Re: [PATCH net 2/5] tcp: prevent bogus FRTO undos with non-SACK flows

2018-03-07 Thread Ilpo Järvinen
On Wed, 7 Mar 2018, Yuchung Cheng wrote:
> On Wed, Mar 7, 2018 at 11:24 AM, Neal Cardwell  wrote:
> > On Wed, Mar 7, 2018 at 7:59 AM, Ilpo Järvinen  
> > wrote:
> > >
> > > In a non-SACK case, any non-retransmitted segment acknowledged will
> > > set FLAG_ORIG_SACK_ACKED in tcp_clean_rtx_queue even if there is
> > > no indication that it would have been delivered for real (the
> > > scoreboard is not kept with TCPCB_SACKED_ACKED bits in the non-SACK
> > > case). This causes bogus undos in ordinary RTO recoveries where
> > > segments are lost here and there, with a few delivered segments in
> > > between losses. A cumulative ACKs will cover retransmitted ones at
> > > the bottom and the non-retransmitted ones following that causing
> > > FLAG_ORIG_SACK_ACKED to be set in tcp_clean_rtx_queue and results
> > > in a spurious FRTO undo.
> > >
> > > We need to make the check more strict for non-SACK case and check
> > > that none of the cumulatively ACKed segments were retransmitted,
> > > which would be the case for the last step of FRTO algorithm as we
> > > sent out only new segments previously. Only then, allow FRTO undo
> > > to proceed in non-SACK case.
> >
> > Hi Ilpo - Do you have a packet trace or (even better) packetdrill
> > script illustrating this issue? It would be nice to have a test case
> > or at least concrete example of this.
>
> a packetdrill or even a contrived example would be good ...
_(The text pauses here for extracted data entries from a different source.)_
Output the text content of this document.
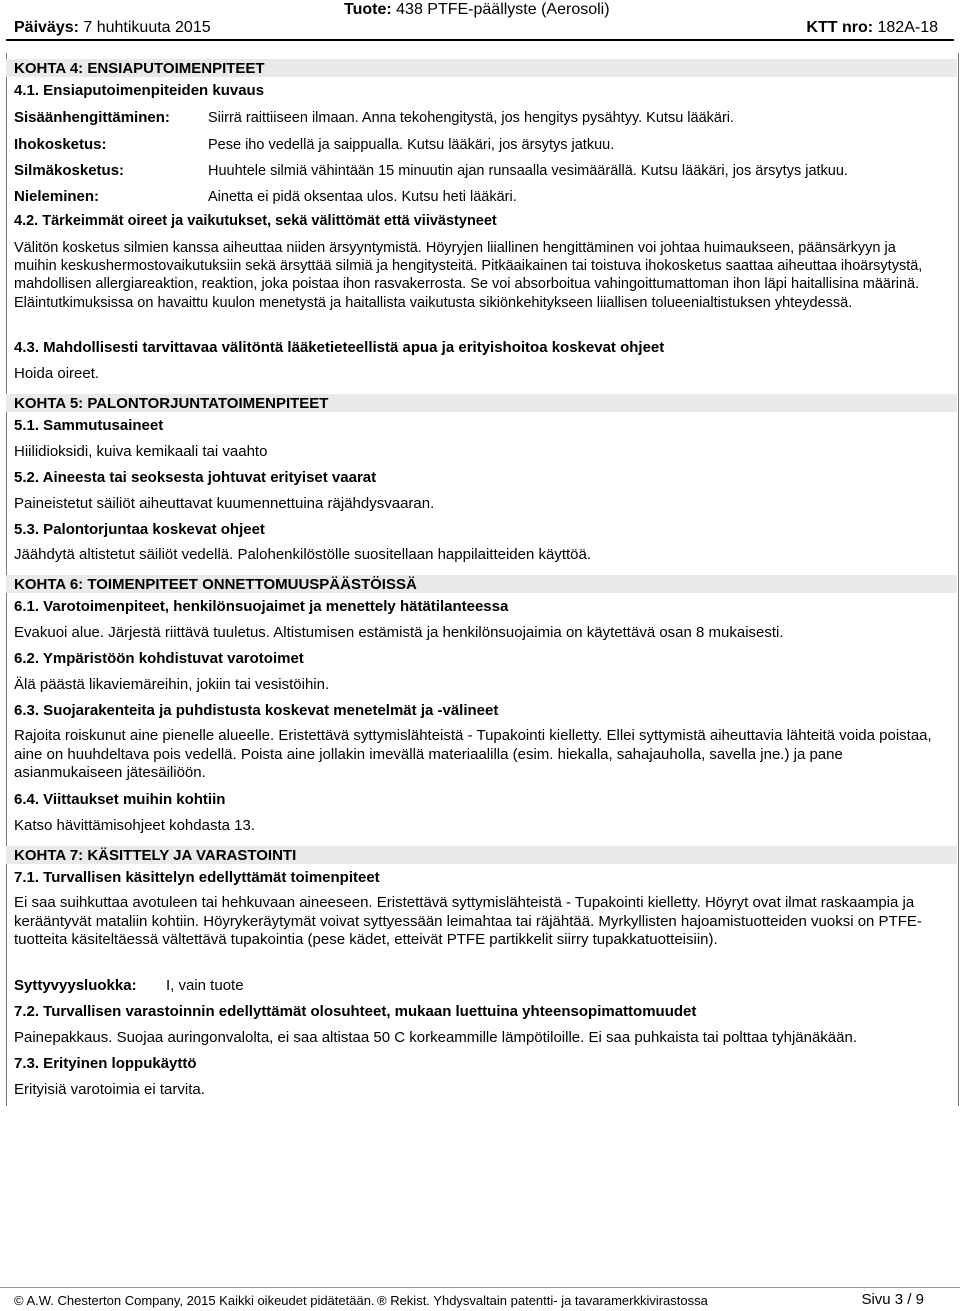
Tuote: 438 PTFE-päällyste (Aerosoli)
Päiväys: 7 huhtikuuta 2015	KTT nro: 182A-18
KOHTA 4: ENSIAPUTOIMENPITEET
4.1. Ensiaputoimenpiteiden kuvaus
Sisäänhengittäminen:	Siirrä raittiiseen ilmaan. Anna tekohengitystä, jos hengitys pysähtyy. Kutsu lääkäri.
Ihokosketus:	Pese iho vedellä ja saippualla. Kutsu lääkäri, jos ärsytys jatkuu.
Silmäkosketus:	Huuhtele silmiä vähintään 15 minuutin ajan runsaalla vesimäärällä. Kutsu lääkäri, jos ärsytys jatkuu.
Nieleminen:	Ainetta ei pidä oksentaa ulos. Kutsu heti lääkäri.
4.2. Tärkeimmät oireet ja vaikutukset, sekä välittömät että viivästyneet
Välitön kosketus silmien kanssa aiheuttaa niiden ärsyyntymistä. Höyryjen liiallinen hengittäminen voi johtaa huimaukseen, päänsärkyyn ja muihin keskushermostovaikutuksiin sekä ärsyttää silmiä ja hengitysteitä. Pitkäaikainen tai toistuva ihokosketus saattaa aiheuttaa ihoärsytystä, mahdollisen allergiareaktion, reaktion, joka poistaa ihon rasvakerrosta. Se voi absorboitua vahingoittumattoman ihon läpi haitallisina määrinä. Eläintutkimuksissa on havaittu kuulon menetystä ja haitallista vaikutusta sikiönkehitykseen liiallisen tolueenialtistuksen yhteydessä.
4.3. Mahdollisesti tarvittavaa välitöntä lääketieteellistä apua ja erityishoitoa koskevat ohjeet
Hoida oireet.
KOHTA 5: PALONTORJUNTATOIMENPITEET
5.1. Sammutusaineet
Hiilidioksidi, kuiva kemikaali tai vaahto
5.2. Aineesta tai seoksesta johtuvat erityiset vaarat
Paineistetut säiliöt aiheuttavat kuumennettuina räjähdysvaaran.
5.3. Palontorjuntaa koskevat ohjeet
Jäähdytä altistetut säiliöt vedellä. Palohenkilöstölle suositellaan happilaitteiden käyttöä.
KOHTA 6: TOIMENPITEET ONNETTOMUUSPÄÄSTÖISSÄ
6.1. Varotoimenpiteet, henkilönsuojaimet ja menettely hätätilanteessa
Evakuoi alue. Järjestä riittävä tuuletus. Altistumisen estämistä ja henkilönsuojaimia on käytettävä osan 8 mukaisesti.
6.2. Ympäristöön kohdistuvat varotoimet
Älä päästä likaviemäreihin, jokiin tai vesistöihin.
6.3. Suojarakenteita ja puhdistusta koskevat menetelmät ja -välineet
Rajoita roiskunut aine pienelle alueelle. Eristettävä syttymislähteistä - Tupakointi kielletty. Ellei syttymistä aiheuttavia lähteitä voida poistaa, aine on huuhdeltava pois vedellä. Poista aine jollakin imevällä materiaalilla (esim. hiekalla, sahajauholla, savella jne.) ja pane asianmukaiseen jätesäiliöön.
6.4. Viittaukset muihin kohtiin
Katso hävittämisohjeet kohdasta 13.
KOHTA 7: KÄSITTELY JA VARASTOINTI
7.1. Turvallisen käsittelyn edellyttämät toimenpiteet
Ei saa suihkuttaa avotuleen tai hehkuvaan aineeseen. Eristettävä syttymislähteistä - Tupakointi kielletty. Höyryt ovat ilmat raskaampia ja kerääntyvät mataliin kohtiin. Höyrykeräytymät voivat syttyessään leimahtaa tai räjähtää. Myrkyllisten hajoamistuotteiden vuoksi on PTFE-tuotteita käsiteltäessä vältettävä tupakointia (pese kädet, etteivät PTFE partikkelit siirry tupakkatuotteisiin).
Syttyvyysluokka: I, vain tuote
7.2. Turvallisen varastoinnin edellyttämät olosuhteet, mukaan luettuina yhteensopimattomuudet
Painepakkaus. Suojaa auringonvalolta, ei saa altistaa 50 C korkeammille lämpötiloille. Ei saa puhkaista tai polttaa tyhjänäkään.
7.3. Erityinen loppukäyttö
Erityisiä varotoimia ei tarvita.
© A.W. Chesterton Company, 2015 Kaikki oikeudet pidätetään. ® Rekist. Yhdysvaltain patentti- ja tavaramerkkivirastossa	Sivu 3 / 9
I've seen all but this for sure in packet traces. But I'm somewhat 
old-school that while looking for the burst issue I discovered this 
issue by reading the code only (making it more than _one_ issue).
However, I think that I later on saw also this issue from the traces
(as it seemed to not match to any of the other burst issues this whole 
series is trying to fix). But finding that dump afterwards would take 
really long time, I've more than enough of them from our recent
tests ;-)).

But anyway, that was before the recent moving for the condition into 
tp->frto block so it might no longer be triggerable. It clearly was 
triggerable beforehand without tp->frto guard (and I just forward-ported 
past that recent change without thinking it much).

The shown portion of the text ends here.